Quelle: ATLAS MEDICUS®

Die Cashflow-Rendite sagt aus, welcher Anteil des Gesamtumsatzes der Praxis als Finanzmittelüberschuss verbleibt und wie hoch ihre Innenfinanzierungskraft ist. Je höher der Wert, desto weniger ist die Praxis bei Investitionen auf Fremdfinanzierung angewiesen. Der absolute Wert des Cashflows sollte Steuerzahlungen, Zinsen- und Tilgungen sowie Privatentnahmen decken.

Größere Investitionen erfordern eine vorausschauende Liquiditätsplanung

Insbesondere die Phase der Existenzgründung kennzeichnet sich durch einen hohen Kapitalbedarf. Problematisch wird es dann, wenn die Laufzeit eines Darlehnsvertrags die Nutzungsdauer der Investitionsgüter deutlich übersteigt. Denn die Zins- und Tilgungsverpflichtungen laufen weiter, obwohl die hieraus finanzierte Praxisausstattung schon längst nicht mehr vorhanden ist. Die zusätzlich notwendigen Ersatzinvestitionen sorgen dafür, dass der Praxisinhaber eine doppelte finanzielle Belastung zu tragen hat. Durch eine vorausschauende Liquiditätsplanung lassen sich solche Situationen vermeiden. Die Liquiditätsplanung umfasst alle voraussichtlichen Zahlungsströme und gestattet einen laufenden Überblick über die aktuelle und zukünftige Zahlungsfähigkeit.

 

Kommentar:

Neben den mit dem Praxisbetrieb verbundenen Ausgaben können sich auch die Privatentnahmen des Praxisinhabers negativ auf die Zahlungsfähigkeit auswirken. Vor allem dann, wenn es zu unkontrollierten Entnahmen kommt, weil beispielsweise unerwartete Steuerforderungen beglichen oder ein unverhältnismäßiger Lebensstil finanziert werden muss. Die frühzeitige Bildung von Rücklagen und eine durchdachte private Vorsorge können helfen, die Liquidität der Praxis langfristig zu sichern.
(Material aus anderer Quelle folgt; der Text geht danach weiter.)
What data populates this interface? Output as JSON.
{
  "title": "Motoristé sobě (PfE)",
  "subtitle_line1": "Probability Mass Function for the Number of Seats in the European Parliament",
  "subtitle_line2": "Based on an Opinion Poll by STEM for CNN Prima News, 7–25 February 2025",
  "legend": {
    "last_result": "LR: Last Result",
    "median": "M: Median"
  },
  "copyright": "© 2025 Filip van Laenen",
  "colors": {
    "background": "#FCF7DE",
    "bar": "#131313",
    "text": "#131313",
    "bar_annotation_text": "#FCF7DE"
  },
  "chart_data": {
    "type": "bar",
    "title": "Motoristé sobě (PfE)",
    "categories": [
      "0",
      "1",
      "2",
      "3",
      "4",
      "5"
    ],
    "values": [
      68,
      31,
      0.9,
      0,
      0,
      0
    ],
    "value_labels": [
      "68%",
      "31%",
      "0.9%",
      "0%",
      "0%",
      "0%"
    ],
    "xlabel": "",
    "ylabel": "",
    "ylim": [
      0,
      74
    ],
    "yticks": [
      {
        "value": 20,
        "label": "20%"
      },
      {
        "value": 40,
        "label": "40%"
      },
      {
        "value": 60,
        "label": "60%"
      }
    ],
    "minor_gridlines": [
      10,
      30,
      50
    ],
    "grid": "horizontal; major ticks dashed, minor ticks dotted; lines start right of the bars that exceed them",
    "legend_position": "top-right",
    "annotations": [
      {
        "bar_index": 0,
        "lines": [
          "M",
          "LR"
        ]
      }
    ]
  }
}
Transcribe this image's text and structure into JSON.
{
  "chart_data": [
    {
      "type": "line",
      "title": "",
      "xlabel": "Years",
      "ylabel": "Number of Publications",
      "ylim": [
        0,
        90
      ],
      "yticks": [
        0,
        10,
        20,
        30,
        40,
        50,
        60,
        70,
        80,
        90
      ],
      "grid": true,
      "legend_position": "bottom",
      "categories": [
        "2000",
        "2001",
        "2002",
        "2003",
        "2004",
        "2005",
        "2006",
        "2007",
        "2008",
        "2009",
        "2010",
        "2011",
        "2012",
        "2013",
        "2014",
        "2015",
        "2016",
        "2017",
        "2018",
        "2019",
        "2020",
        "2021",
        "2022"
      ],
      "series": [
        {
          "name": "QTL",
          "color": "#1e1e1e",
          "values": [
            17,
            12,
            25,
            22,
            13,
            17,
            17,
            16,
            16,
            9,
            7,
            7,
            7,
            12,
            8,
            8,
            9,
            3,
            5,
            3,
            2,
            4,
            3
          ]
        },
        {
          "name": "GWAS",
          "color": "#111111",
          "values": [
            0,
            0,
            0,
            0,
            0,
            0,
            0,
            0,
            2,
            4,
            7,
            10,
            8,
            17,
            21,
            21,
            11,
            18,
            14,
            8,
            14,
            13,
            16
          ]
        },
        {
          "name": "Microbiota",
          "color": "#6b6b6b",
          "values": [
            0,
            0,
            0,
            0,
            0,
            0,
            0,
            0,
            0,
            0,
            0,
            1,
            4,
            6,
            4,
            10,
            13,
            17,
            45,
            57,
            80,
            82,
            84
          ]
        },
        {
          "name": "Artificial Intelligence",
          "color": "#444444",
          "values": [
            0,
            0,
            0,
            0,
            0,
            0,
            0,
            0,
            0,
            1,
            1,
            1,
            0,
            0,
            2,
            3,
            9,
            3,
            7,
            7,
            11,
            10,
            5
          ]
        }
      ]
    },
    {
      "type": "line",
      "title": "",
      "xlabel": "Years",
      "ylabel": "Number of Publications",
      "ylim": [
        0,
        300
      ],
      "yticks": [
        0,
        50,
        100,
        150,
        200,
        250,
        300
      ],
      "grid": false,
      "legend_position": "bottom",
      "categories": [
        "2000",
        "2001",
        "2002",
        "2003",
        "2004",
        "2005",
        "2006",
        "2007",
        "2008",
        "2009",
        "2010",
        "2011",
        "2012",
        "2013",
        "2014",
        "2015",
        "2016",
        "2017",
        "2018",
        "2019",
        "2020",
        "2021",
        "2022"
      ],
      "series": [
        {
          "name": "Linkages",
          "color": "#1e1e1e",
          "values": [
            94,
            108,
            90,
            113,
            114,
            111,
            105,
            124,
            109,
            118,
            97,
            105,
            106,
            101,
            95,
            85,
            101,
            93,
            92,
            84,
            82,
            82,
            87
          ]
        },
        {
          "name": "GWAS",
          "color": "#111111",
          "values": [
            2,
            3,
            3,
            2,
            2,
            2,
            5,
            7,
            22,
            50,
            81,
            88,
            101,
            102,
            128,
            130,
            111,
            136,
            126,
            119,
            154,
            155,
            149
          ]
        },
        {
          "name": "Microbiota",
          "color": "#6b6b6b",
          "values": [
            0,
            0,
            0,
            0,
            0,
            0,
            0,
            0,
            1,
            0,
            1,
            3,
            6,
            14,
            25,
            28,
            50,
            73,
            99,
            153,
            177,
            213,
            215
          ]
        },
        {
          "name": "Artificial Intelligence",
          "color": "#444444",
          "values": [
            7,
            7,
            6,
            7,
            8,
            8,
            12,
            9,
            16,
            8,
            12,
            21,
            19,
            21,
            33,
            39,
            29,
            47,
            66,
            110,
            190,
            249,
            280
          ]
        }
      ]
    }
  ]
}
Praxisinhaber sollten auch die Einnahmenseite im Blick behalten

Ausschlaggebend für die Liquiditätslage einer Praxis ist jedoch nicht nur die Kosten-, sondern auch die Einnahmenseite. Für niedergelassene Ärzte und Zahnärzte sind die Zahlungen durch die Kassen(zahn)ärztliche Vereinigung – zumindest bei relativ konstanter Leistungsmenge und korrekter Dokumentation – relativ gut planbare Einnahmen. Anders verhält es sich bei Leistungen für Privatpatienten und Selbstzahler (z.B. zahnärztliche Zuzahlungen, IGeL). Hier ist eine gute Praxisorganisation maßgeblich für den fristgerechten Zahlungseingang. Diese beginnt mit der zügigen Rechnungserstellung unmittelbar im Anschluss an die erbrachten Leistungen (inklusive Zahlungsziel) und endet mit dem Mahnwesen.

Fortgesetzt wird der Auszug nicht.